Understanding And Coping With A Child's Irrational Fear Of Dogs
by Janet Burns
Children often grow out of their irrational fears by virtue of growing up, but sometimes a fear is so strong that a child will not simply "grow out of it." This can be the sign of a much bigger problem.
One of the most common fears experienced by children is the fear of dogs. Here is a brief introduction, and some helpful tips that parents can use to help their children overcome this fear.
The Fear of Dogs
A "phobia" is an irrational fear of something. A person with a phobia will suffer anxiety and dread when confronted with the perceived fear, or even the idea of being in that situation. Phobias can be generalized anxieties, but they can also be specific; some of the most common phobias are fears of snakes, heights, water, and flying.
Another popular phobia, particularly among children, is "cynophobia." This is the extreme fear of dogs.
How Does Cynophobia Develop?
Not all phobias develop in the same way.
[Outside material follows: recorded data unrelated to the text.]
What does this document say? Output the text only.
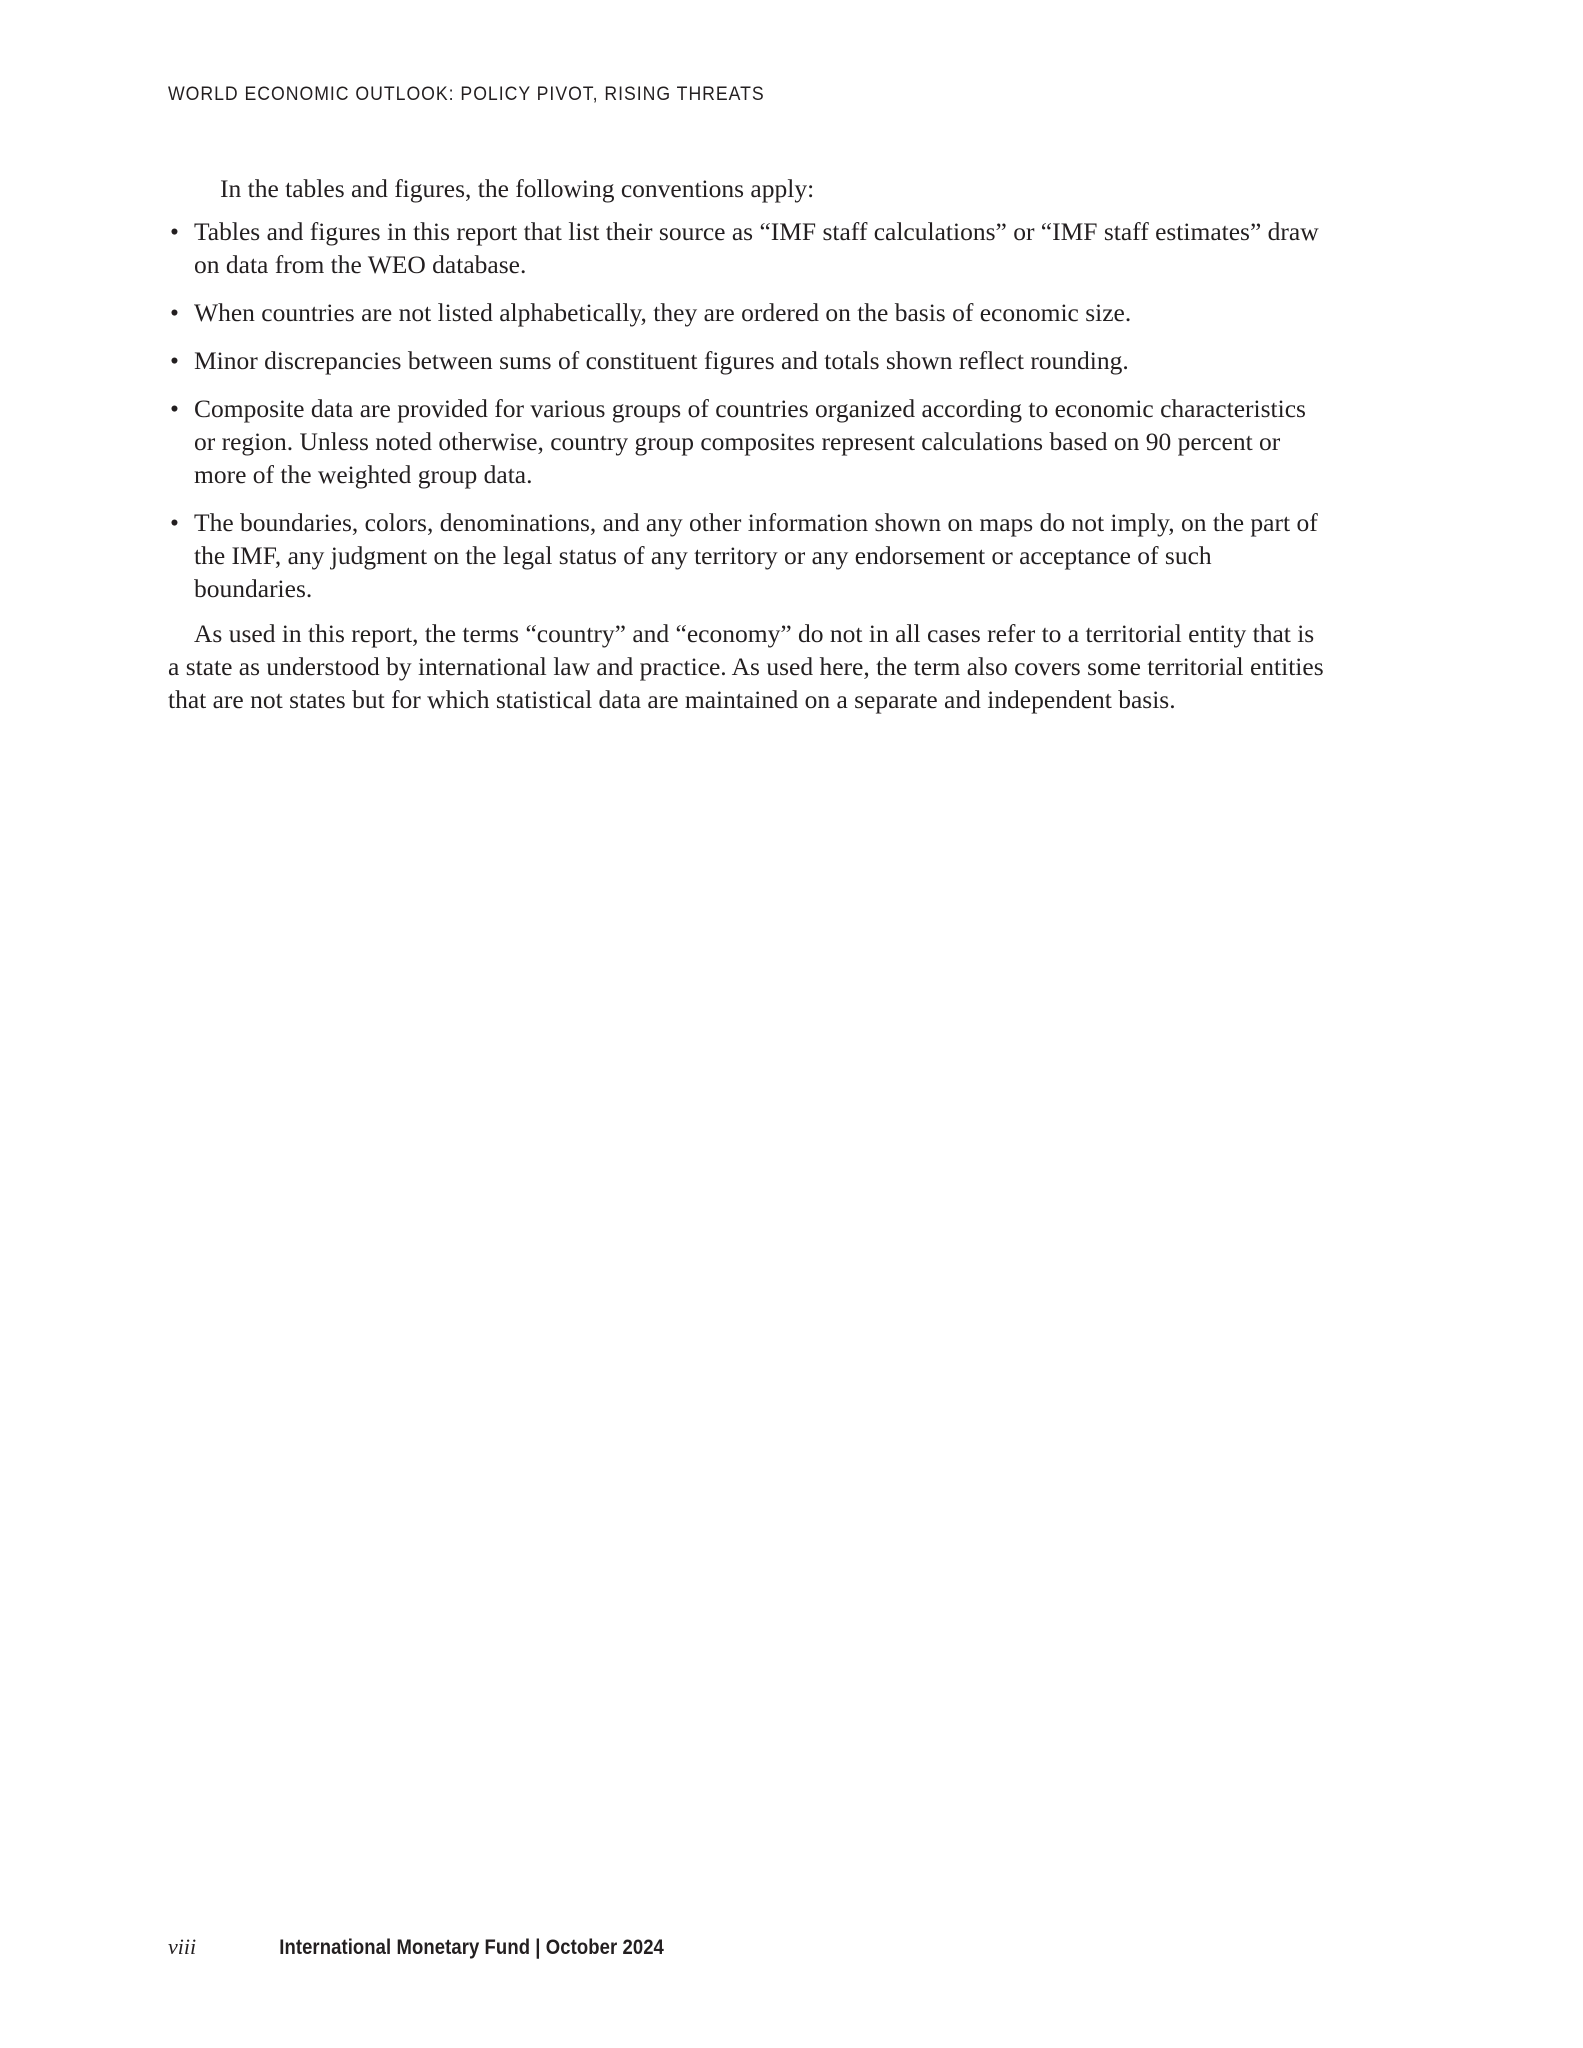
WORLD ECONOMIC OUTLOOK: POLICY PIVOT, RISING THREATS

In the tables and figures, the following conventions apply:

• Tables and figures in this report that list their source as “IMF staff calculations” or “IMF staff estimates” draw on data from the WEO database.
• When countries are not listed alphabetically, they are ordered on the basis of economic size.
• Minor discrepancies between sums of constituent figures and totals shown reflect rounding.
• Composite data are provided for various groups of countries organized according to economic characteristics or region. Unless noted otherwise, country group composites represent calculations based on 90 percent or more of the weighted group data.
• The boundaries, colors, denominations, and any other information shown on maps do not imply, on the part of the IMF, any judgment on the legal status of any territory or any endorsement or acceptance of such boundaries.

As used in this report, the terms “country” and “economy” do not in all cases refer to a territorial entity that is a state as understood by international law and practice. As used here, the term also covers some territorial entities that are not states but for which statistical data are maintained on a separate and independent basis.

viii	International Monetary Fund | October 2024
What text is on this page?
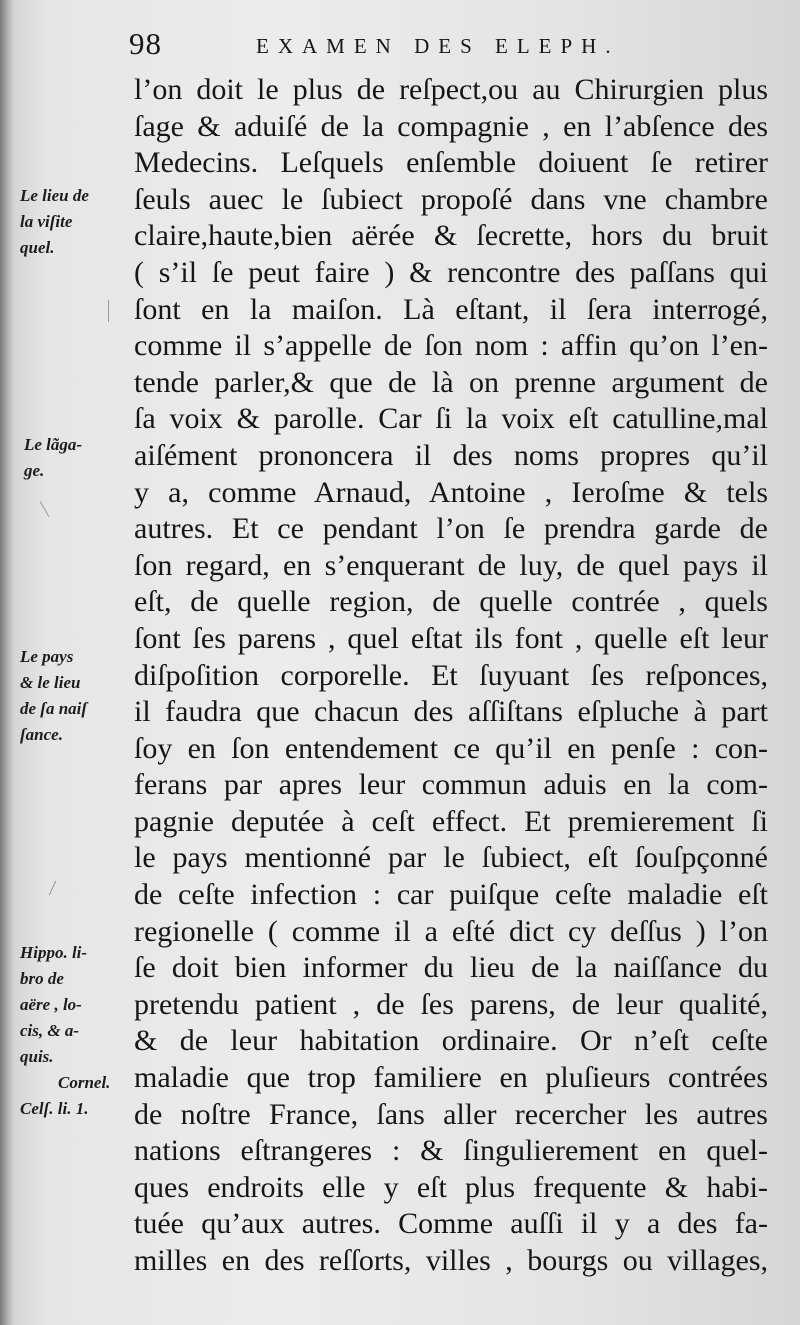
98	EXAMEN DES ELEPH.
l’on doit le plus de reſpect,ou au Chirurgien plus
ſage & aduiſé de la compagnie , en l’abſence des
Medecins. Leſquels enſemble doiuent ſe retirer
ſeuls auec le ſubiect propoſé dans vne chambre
claire,haute,bien aërée & ſecrette, hors du bruit
( s’il ſe peut faire ) & rencontre des paſſans qui
ſont en la maiſon. Là eſtant, il ſera interrogé,
comme il s’appelle de ſon nom : affin qu’on l’en-
tende parler,& que de là on prenne argument de
ſa voix & parolle. Car ſi la voix eſt catulline,mal
aiſément prononcera il des noms propres qu’il
y a, comme Arnaud, Antoine , Ieroſme & tels
autres. Et ce pendant l’on ſe prendra garde de
ſon regard, en s’enquerant de luy, de quel pays il
eſt, de quelle region, de quelle contrée , quels
ſont ſes parens , quel eſtat ils font , quelle eſt leur
diſpoſition corporelle. Et ſuyuant ſes reſponces,
il faudra que chacun des aſſiſtans eſpluche à part
ſoy en ſon entendement ce qu’il en penſe : con-
ferans par apres leur commun aduis en la com-
pagnie deputée à ceſt effect. Et premierement ſi
le pays mentionné par le ſubiect, eſt ſouſpçonné
de ceſte infection : car puiſque ceſte maladie eſt
regionelle ( comme il a eſté dict cy deſſus ) l’on
ſe doit bien informer du lieu de la naiſſance du
pretendu patient , de ſes parens, de leur qualité,
& de leur habitation ordinaire. Or n’eſt ceſte
maladie que trop familiere en pluſieurs contrées
de noſtre France, ſans aller recercher les autres
nations eſtrangeres : & ſingulierement en quel-
ques endroits elle y eſt plus frequente & habi-
tuée qu’aux autres. Comme auſſi il y a des fa-
milles en des reſſorts, villes , bourgs ou villages,
Le lieu de
la viſite
quel.
Le lãga-
ge.
Le pays
& le lieu
de ſa naiſ
ſance.
Hippo. li-
bro de
aëre , lo-
cis, & a-
quis.
Cornel.
Celſ. li. 1.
Children develop cynophobia as a result of genetics, environmental factors, or a combination of the two.
Genetics: As strange as it might sound, some children are predisposed to developing cynophobia. This is because their genetic makeup consists of certain gene combinations that, when inherited, heighten the likelihood of that child developing anxiety and psychological disorders, including the specific irrational fear of dogs.
Environmental Factors: If a child has a bad experience with a dog, that child might subconsciously develop cynophobia. Cynophobia can arise because a dog might have bitten or frightened the child, but it can also develop if the child witnesses another person being attacked. Even watching a scary movie involving dogs can result in the child developing cynophobia. The child experiences a lack of control in these situations, so future exposure to dogs will result in feelings of dread and anxiety.
How to Help Children Cope with Cynophobia
In many cases, children suffering from cynophobia will benefit from the assistance of a child psychologist, like Dr Paul Johnston, especially one who is skilled in child anxieties and phobias. In less extreme cases, a parent can significantly reduce a child's fear of dogs by proactively helping the child face the fear; for example:
If the child had a traumatic experience with a dog, the parent can introduce the child to a well-trained, calm dog so that the child can understand that not all dogs are scary;
A parent can give the child a stuffed dog and reenact irrationally scary scenarios so that the child can work through the situation with the parent's guidance; and
The child can interact with a well-behaved dog in a controlled situation, like playing with it while it is on its leash or behind a fence, so the child can explore a relationship with a dog without feeling threatened.